PREOCUPANTE VULNERABILIDAD DE LOS PUEBLOS ORIGINARIOS DE SALTA
Desde FUNDARA, (Fundación para el Análisis y Reflexión de la Argentina), vemos con inmensa preocupación la situación de vulnerabilidad y abandono por parte del Gobierno Provincial de los Pueblos Originarios en nuestro territorio. En los últimos días en Rivadavia Banda Norte se registró la primera muerte por desnutrición en lo que va del año. La víctima fue una niña de un año y once meses de la misión aborigen Chañar 2.
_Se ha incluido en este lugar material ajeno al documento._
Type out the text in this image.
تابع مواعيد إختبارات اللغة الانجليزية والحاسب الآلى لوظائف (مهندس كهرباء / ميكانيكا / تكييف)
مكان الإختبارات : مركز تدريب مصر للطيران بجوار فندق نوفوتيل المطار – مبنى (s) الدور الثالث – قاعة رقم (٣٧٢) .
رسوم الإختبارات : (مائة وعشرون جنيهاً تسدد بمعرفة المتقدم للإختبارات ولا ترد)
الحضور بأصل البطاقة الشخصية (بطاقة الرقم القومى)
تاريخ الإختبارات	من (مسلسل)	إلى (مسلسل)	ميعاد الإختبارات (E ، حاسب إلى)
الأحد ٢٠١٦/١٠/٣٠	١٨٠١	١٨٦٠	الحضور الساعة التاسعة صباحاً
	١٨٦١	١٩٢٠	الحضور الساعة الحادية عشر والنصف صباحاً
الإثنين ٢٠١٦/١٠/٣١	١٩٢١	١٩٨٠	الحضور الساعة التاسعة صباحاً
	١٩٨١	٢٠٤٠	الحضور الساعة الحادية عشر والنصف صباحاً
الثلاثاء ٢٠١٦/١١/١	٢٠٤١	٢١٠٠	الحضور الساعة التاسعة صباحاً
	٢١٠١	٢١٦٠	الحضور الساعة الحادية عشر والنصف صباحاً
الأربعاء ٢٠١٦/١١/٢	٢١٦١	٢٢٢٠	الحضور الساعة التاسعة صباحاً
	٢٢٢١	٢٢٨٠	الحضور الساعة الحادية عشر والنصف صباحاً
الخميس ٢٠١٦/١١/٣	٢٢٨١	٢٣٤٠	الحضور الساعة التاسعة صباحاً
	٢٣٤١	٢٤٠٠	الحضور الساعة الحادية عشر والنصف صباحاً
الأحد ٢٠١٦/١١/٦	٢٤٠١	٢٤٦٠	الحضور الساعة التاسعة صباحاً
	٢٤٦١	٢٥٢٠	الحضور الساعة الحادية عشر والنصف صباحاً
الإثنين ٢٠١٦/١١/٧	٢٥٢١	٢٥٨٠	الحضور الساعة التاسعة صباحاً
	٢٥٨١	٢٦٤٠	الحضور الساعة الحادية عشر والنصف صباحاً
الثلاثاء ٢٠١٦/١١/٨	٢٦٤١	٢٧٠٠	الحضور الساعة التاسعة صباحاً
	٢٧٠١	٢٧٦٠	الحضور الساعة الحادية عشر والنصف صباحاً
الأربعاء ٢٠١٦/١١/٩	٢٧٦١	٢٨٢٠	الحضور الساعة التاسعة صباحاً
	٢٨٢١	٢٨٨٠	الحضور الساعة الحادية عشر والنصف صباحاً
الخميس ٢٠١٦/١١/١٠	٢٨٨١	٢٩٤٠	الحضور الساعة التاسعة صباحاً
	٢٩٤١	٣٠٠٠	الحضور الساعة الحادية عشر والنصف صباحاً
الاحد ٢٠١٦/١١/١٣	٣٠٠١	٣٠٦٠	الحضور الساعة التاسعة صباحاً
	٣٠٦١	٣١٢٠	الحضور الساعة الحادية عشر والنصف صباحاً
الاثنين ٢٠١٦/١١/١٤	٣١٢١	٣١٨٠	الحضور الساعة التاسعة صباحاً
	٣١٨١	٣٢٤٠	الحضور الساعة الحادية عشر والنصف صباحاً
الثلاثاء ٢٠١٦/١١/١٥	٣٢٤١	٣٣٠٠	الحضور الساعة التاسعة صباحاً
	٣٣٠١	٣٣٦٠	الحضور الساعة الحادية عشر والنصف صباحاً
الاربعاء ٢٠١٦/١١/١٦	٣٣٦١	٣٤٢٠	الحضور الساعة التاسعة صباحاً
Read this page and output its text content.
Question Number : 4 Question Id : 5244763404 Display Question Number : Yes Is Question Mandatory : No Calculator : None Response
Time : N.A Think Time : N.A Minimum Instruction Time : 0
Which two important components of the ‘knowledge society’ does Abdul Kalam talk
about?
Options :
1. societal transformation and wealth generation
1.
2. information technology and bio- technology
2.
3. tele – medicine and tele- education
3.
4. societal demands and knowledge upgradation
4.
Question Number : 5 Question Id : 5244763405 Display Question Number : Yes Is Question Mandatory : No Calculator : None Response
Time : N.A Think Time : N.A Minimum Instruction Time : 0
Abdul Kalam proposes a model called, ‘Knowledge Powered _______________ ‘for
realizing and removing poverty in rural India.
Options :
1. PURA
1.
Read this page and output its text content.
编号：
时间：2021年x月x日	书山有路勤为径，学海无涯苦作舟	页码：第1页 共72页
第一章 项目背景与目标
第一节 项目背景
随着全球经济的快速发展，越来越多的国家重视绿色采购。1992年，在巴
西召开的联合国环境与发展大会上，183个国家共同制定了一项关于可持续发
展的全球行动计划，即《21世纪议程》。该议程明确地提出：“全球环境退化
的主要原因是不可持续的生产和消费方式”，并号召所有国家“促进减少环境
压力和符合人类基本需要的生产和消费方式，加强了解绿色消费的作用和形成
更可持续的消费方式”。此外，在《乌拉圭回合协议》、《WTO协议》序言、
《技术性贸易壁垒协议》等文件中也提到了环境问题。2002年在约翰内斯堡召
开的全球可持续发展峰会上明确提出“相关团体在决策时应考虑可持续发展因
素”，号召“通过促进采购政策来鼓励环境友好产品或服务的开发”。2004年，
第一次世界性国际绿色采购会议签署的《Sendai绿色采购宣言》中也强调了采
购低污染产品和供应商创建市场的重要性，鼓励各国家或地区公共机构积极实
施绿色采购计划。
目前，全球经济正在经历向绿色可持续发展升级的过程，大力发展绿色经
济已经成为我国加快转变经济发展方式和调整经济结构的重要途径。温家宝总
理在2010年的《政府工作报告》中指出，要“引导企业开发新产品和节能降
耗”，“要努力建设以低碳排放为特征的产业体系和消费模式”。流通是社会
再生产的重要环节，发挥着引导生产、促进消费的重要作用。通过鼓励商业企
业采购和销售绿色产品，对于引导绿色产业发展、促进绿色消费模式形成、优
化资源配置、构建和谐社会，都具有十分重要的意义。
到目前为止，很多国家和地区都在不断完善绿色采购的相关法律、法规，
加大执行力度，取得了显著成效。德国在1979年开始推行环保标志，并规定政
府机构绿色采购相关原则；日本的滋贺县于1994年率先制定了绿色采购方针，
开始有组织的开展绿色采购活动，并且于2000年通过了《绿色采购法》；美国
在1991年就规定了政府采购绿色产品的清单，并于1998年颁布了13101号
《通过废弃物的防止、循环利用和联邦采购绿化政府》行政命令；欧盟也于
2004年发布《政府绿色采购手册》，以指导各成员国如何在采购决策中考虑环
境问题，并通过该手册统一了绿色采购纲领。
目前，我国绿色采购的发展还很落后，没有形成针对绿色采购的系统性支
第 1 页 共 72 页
La niña formaba parte de una lista de 96 pacientes que figuran con desnutrición en la zona, lo que hace aún más preocupante la situación, si tenemos en cuenta que los recursos son pocos, la atención sanitaria no es suficiente y, sobre todo, que la pobreza azota cada vez más a las comunidades aborígenes.
Desidia, abandono, o como se lo quiera llamar, muestra la falta de interés por una problemática que en años anteriores tuvo a Salta en el tope de los índices de muertes de niños por desnutrición. En 2011, 9 niños de comunidades aborígenes murieron por desnutrición. De 1600 niños de 1 a 6 años, 96 padecen algún grado de déficit nutricional, siendo la mayoría aborigen. La situación de vulnerabilidad se puede palpar en los indicadores asociados al desarrollo físico y cognitivo de los niños y jóvenes.
Muestra de ello es que la desnutrición crónica (talla jedad) en menores de un año es del 37,5%, dicho indicador se agrava cuando se trata de los niños de 1 a 4 años, en ese caso, 62,4% de dicha población está afectada.
Si tenemos en cuenta que la pobreza es la principal causa de la desnutrición infantil, cabe señalar que según el último censo del INDEC, Salta es la provincia con mayor pobreza estructural del país después de Formosa. De acuerdo a los datos publicados por el organismo oficial, 58.202 hogares salteños (23,7% del total) se encuentran dentro del grupo con Necesidades Básicas Insatisfechas (NBI). ¿Cómo no tener desnutrición si 195.146 habitantes de la ciudad de Salta son pobres y 32.631 no come todos los días?
Un verdadero compromiso social es lo que se necesita para encarar una real solución a la desnutrición infantil. Debemos exigir que Salta deje de encabezar los índices de desnutrición, pobreza y desempleo.